The Chinese intervention is also escalating a rift between the East European nations with their richer Western counterparts. Hungary and Greece regularly block EU’s statements condemning Beijing’s human rights record or China’s claims to sovereignty in the South China Sea – a move which comes to prominence when the multi-billion dollar investments of China in the above mentioned countries are accounted for.
That being said, the transport players in the European market have been rather welcoming to the Chinese entry, since their presence as a strong exporter is driving up traffic for freight moving between Europe and Asia. The HNCA’s acquisition of a 35% stake in Luxembourg’s Cargolux, which helped stabilize the cargo carrier, and HNA’s acquisition of a 82.5% stake in Frankfurt-Hahn airport which created a greater cargo influx, are examples of how the Chinese have helped revitalize ailing companies and cargo stations in Europe.

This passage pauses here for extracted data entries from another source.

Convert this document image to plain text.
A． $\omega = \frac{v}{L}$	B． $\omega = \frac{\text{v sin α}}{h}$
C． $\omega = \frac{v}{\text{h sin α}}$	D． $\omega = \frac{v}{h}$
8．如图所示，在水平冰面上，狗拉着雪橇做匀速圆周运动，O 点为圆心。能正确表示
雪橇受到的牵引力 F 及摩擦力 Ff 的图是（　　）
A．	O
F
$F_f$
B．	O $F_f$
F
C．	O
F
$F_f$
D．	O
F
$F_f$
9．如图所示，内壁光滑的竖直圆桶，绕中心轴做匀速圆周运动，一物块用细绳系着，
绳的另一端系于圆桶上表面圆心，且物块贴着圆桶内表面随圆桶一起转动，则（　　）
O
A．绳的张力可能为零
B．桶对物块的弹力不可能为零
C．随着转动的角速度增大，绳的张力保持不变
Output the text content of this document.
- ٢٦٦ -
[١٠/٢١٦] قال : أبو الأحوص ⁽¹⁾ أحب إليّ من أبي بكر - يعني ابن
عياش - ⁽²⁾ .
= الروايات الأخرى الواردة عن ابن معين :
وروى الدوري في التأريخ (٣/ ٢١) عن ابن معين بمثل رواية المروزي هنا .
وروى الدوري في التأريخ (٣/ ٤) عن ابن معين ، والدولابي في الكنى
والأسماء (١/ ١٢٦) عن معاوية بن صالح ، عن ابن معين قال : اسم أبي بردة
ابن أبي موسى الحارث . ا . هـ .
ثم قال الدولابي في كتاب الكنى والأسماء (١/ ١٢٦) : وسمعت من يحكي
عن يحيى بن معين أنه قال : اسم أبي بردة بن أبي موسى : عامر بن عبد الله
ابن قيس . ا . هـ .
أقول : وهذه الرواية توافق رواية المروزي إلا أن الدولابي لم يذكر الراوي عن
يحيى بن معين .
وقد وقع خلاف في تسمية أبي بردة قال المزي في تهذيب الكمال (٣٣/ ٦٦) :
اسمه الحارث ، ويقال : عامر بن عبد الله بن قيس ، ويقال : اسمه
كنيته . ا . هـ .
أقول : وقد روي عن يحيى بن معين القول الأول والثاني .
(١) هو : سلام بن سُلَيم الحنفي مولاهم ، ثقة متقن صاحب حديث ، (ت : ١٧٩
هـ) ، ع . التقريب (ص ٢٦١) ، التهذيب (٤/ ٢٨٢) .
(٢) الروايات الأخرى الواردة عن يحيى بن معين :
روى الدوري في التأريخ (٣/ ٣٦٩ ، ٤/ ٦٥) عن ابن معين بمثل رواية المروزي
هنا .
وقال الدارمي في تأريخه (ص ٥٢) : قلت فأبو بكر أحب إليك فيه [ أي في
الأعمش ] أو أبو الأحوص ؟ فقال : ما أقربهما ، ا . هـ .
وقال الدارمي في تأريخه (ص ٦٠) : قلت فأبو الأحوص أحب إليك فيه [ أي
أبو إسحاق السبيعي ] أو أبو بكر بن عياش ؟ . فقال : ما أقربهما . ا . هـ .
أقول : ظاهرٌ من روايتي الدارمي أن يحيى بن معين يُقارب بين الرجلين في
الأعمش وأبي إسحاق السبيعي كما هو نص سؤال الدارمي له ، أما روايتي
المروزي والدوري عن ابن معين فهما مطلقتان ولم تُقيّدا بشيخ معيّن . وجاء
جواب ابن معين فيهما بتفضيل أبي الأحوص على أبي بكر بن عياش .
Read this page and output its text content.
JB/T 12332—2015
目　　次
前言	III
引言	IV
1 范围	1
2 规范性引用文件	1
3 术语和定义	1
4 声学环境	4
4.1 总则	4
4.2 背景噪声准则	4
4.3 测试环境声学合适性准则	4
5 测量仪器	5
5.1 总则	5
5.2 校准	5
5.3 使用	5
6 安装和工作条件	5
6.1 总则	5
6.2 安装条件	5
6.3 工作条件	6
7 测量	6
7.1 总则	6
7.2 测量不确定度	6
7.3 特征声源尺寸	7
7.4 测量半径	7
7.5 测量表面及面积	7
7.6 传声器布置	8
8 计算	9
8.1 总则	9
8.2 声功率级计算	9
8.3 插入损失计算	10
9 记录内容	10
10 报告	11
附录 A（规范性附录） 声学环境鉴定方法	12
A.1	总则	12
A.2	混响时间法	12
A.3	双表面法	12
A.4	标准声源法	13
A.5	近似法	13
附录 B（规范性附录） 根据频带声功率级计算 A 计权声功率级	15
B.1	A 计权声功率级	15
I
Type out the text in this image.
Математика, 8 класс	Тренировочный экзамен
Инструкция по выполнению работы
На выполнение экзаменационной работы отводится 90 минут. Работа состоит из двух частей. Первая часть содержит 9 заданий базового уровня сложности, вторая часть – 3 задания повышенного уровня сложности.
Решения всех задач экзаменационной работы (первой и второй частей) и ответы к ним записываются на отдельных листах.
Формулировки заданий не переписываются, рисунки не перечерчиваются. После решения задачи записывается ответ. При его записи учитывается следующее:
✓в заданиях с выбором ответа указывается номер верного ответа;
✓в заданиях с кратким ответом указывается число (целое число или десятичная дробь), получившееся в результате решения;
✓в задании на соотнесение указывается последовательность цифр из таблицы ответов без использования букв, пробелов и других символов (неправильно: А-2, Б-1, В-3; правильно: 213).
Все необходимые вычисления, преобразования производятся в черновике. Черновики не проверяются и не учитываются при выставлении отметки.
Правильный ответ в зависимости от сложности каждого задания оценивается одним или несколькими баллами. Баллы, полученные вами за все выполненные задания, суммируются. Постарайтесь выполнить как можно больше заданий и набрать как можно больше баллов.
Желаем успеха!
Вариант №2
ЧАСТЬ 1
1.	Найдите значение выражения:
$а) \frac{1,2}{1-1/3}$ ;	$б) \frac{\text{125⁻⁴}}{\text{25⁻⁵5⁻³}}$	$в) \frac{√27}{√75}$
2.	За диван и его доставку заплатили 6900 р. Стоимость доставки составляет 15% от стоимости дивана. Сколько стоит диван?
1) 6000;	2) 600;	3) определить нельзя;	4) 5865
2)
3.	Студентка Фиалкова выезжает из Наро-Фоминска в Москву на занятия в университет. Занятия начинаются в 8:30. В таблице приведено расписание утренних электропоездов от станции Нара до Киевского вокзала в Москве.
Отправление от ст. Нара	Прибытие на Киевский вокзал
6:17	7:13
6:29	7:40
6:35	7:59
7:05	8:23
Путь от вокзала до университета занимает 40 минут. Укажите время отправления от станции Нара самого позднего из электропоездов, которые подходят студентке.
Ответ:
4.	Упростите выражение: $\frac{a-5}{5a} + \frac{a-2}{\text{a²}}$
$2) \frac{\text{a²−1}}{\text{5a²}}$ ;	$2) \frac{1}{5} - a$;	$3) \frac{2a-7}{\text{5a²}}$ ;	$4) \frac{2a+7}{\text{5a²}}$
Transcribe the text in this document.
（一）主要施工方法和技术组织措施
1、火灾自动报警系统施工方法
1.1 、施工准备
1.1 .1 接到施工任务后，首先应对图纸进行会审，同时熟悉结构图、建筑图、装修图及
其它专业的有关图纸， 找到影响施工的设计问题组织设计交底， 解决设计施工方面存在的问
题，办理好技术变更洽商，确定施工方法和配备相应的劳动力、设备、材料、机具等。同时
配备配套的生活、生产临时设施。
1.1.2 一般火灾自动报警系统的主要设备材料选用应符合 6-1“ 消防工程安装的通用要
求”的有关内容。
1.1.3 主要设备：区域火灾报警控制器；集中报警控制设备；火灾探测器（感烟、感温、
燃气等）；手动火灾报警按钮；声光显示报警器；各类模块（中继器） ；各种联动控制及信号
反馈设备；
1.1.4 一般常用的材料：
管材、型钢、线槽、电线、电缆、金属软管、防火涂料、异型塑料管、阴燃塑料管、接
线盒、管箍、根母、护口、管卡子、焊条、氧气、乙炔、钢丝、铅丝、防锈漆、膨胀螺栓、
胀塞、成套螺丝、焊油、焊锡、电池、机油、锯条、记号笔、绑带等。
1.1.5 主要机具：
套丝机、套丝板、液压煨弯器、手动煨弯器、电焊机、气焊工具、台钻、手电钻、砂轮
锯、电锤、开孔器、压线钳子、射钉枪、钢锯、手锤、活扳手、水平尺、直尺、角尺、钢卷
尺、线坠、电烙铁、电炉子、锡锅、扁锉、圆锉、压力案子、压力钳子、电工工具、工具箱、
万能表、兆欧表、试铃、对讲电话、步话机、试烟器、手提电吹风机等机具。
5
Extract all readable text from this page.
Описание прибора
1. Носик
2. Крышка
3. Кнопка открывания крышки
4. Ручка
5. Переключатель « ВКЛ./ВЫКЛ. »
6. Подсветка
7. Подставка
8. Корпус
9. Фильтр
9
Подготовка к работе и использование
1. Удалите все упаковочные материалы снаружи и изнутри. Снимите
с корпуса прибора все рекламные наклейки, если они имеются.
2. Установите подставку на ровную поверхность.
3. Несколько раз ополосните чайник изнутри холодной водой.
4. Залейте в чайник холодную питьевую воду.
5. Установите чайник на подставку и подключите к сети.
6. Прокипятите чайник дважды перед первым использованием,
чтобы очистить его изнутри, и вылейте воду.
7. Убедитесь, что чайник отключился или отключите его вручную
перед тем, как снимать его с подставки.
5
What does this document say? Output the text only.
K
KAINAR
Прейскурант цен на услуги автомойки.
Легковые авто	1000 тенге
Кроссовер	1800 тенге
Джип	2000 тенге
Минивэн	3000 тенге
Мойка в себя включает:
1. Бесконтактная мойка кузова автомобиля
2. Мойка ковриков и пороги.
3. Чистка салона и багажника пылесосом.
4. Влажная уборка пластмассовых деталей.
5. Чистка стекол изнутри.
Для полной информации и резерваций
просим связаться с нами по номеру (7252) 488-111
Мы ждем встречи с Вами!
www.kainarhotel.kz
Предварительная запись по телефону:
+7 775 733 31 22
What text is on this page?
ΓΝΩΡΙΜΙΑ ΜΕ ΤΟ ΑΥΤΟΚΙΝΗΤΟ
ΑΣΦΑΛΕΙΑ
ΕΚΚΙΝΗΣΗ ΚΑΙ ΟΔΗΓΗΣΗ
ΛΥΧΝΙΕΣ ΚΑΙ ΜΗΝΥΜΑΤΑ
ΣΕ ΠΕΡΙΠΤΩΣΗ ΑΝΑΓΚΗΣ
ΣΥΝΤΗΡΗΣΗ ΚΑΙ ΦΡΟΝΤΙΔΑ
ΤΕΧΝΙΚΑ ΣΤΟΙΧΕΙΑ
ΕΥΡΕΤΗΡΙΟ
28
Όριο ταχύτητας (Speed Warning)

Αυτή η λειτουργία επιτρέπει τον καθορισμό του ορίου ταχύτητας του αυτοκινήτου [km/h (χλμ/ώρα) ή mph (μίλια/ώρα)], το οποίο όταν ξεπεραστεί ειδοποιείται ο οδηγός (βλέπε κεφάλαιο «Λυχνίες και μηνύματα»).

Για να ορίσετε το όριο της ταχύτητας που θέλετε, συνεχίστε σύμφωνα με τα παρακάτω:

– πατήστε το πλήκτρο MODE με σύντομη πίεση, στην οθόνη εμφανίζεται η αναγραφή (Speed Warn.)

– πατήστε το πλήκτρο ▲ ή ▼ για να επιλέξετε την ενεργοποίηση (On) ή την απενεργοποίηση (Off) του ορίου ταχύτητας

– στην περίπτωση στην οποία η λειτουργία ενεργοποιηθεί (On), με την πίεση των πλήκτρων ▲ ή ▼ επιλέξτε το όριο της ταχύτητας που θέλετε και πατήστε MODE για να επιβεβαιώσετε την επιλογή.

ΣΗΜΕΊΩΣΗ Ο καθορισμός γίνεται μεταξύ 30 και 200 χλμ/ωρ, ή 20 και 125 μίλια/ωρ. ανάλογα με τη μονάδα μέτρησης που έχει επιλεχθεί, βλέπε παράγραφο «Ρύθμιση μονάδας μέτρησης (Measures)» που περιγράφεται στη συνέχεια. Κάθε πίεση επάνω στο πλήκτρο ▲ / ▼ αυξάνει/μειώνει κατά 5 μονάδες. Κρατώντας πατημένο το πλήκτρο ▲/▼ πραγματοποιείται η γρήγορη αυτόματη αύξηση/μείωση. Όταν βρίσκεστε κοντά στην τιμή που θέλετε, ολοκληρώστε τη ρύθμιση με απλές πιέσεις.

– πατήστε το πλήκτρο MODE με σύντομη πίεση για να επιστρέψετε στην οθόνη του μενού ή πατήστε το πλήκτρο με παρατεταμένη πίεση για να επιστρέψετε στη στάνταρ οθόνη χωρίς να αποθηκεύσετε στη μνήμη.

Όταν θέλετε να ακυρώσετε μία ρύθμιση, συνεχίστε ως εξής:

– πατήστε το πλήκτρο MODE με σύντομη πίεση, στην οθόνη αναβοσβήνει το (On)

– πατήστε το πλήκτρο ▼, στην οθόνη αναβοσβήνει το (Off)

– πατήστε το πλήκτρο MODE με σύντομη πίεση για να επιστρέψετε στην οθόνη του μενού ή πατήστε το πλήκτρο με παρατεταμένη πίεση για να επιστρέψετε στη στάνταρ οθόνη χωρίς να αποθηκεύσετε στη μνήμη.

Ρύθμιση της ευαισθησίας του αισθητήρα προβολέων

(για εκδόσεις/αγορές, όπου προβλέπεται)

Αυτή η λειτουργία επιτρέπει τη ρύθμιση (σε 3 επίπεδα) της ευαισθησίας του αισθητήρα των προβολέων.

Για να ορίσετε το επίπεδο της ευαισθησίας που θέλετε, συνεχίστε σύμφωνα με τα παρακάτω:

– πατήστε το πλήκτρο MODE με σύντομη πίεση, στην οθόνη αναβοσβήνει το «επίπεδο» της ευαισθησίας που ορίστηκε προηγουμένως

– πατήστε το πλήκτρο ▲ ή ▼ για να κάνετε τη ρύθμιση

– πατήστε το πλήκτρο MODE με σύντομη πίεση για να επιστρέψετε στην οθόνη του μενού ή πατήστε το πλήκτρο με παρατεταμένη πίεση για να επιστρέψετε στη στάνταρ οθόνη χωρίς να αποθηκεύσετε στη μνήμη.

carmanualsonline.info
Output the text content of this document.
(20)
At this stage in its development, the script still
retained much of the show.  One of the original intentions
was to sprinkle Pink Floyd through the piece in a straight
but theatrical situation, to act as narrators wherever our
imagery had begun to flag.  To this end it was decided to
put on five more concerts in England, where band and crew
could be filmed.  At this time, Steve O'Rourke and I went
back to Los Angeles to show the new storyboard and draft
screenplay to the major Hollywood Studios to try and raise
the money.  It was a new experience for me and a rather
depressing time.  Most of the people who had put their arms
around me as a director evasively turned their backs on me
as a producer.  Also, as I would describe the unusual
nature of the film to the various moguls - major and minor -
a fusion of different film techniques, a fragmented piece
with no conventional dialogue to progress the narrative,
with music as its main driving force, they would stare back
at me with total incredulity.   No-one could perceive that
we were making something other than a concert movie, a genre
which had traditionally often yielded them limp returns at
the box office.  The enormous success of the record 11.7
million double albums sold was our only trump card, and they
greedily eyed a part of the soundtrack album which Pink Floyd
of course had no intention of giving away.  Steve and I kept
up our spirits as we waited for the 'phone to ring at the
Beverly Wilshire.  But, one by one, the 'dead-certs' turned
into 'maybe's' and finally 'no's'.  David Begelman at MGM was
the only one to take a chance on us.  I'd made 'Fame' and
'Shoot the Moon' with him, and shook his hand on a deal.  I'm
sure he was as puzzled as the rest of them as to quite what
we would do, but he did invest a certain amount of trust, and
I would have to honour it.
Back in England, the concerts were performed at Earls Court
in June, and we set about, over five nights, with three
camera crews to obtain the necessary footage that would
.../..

But it pays to understand how the infamous Chinese creditor imperialism has worked across the world, to realize the risks that East European nations face if they default on loans. The Chinese have forced many small and impoverished nations to lease out strategic commercial ports and airports, and provide access to mineral resources after being caught in a spiralling debt bondage – Sri Lanka’s Hambantota port and Djibouti’s military base being examples. Kenya’s humongous debt to China could lead the way to its Mombasa port sharing the fate of Hambantota unless it gets saved by a miracle.
All these instances should serve as a warning bell to countries like Hungary and Greece to assess their options and make sure the relationship is symbiotic and not just serving the Chinese hegemony.
The OBOR project is gaining steam and China being a superpower is leaving no stones unturned to achieve global economic supremacy. It is thus important for Europe to understand the growing Chinese presence in its freight network, and exert caution as China looks to gain ground not just financially, but also geo-politically.